6. Only those members in attendance at a meeting shall be entitled to vote.  Voting shall be conducted by a written ballot listing the names of each candidate.  Members may vote for as many candidates as there are vacant Director positions.  The candidate receiving the greatest number of votes shall fill the first vacant position, the candidate receiving the second greatest number of votes shall fill the next vacant position, and so forth until all vacant positions are filled.  In the event any of the vacant positions are for unexpired terms, candidates receiving higher numbers of votes shall fill the vacant positions carrying the longer terms. In the event that two or more candidates receive the same number of votes for the last vacant position, the members shall, at the same meeting, vote by written ballot to choose a Director from among such candidates. 

  

ARTICLE IX - DISSOLUTION

The Association may be dissolved by a three-fourths (3/4) vote of the members present at a membership meeting, duly called in accordance with the requirements of Article IV.
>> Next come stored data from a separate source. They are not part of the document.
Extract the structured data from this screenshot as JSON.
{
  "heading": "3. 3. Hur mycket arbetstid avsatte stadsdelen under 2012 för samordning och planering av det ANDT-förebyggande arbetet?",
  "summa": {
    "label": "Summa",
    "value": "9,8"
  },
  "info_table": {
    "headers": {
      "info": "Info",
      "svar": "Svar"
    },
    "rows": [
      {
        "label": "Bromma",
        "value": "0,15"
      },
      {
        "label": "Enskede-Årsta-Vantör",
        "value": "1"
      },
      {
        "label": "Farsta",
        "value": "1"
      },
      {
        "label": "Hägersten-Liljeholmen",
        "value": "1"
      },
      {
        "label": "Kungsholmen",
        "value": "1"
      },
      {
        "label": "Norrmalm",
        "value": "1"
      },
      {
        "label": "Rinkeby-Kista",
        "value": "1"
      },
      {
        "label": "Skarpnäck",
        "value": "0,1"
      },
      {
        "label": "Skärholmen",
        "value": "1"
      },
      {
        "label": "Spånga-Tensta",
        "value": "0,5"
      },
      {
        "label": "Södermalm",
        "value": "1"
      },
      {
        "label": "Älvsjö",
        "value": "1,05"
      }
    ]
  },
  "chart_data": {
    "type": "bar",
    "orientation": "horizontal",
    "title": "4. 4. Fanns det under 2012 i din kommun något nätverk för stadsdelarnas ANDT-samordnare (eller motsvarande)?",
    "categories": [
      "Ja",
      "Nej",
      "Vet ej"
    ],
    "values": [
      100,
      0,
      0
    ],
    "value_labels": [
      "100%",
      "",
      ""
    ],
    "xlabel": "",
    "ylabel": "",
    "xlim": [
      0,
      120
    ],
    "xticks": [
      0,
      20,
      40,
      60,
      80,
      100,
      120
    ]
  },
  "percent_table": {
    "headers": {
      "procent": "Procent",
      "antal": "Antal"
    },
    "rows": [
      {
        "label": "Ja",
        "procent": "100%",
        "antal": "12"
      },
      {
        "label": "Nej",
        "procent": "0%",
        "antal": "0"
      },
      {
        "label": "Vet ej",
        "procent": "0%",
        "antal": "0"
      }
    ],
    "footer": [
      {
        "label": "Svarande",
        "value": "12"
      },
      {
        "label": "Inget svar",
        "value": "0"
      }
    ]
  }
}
Upon a proper vote approving dissolution, the assets of the Association shall be distributed for one or more exempt purposes within the meaning of section 501(c)(3) of the Internal Revenue Code, or the corresponding section of any future federal tax code, or shall be distributed to the federal government, or to a state or local government, for a public purpose. Any such assets not so disposed of shall be disposed of by the Court of Common Pleas for Philadelphia County or another Court of Competent Jurisdiction of the county in which the principal office of the corporation is then located, exclusively for such purposes or to such organization or organizations, as said Court shall determine, which are organized and operated exclusively for such purposes.

 

ARTICLE X - RATIFICATION AMENDMENT

1. These bylaws shall become effective by an affirmative vote of two-thirds (2/3) of the members present at a meeting called for this purpose. 

2. Amendments may be proposed by the Board or by petition in writing from twenty-five (25) members of the Corporation. Proposed amendments shall be circulated to the members at least fourteen (14) calendar days before a meeting at which they are to be considered. Amendments shall become effective by affirmative vote of two-thirds (2/3) of the members present.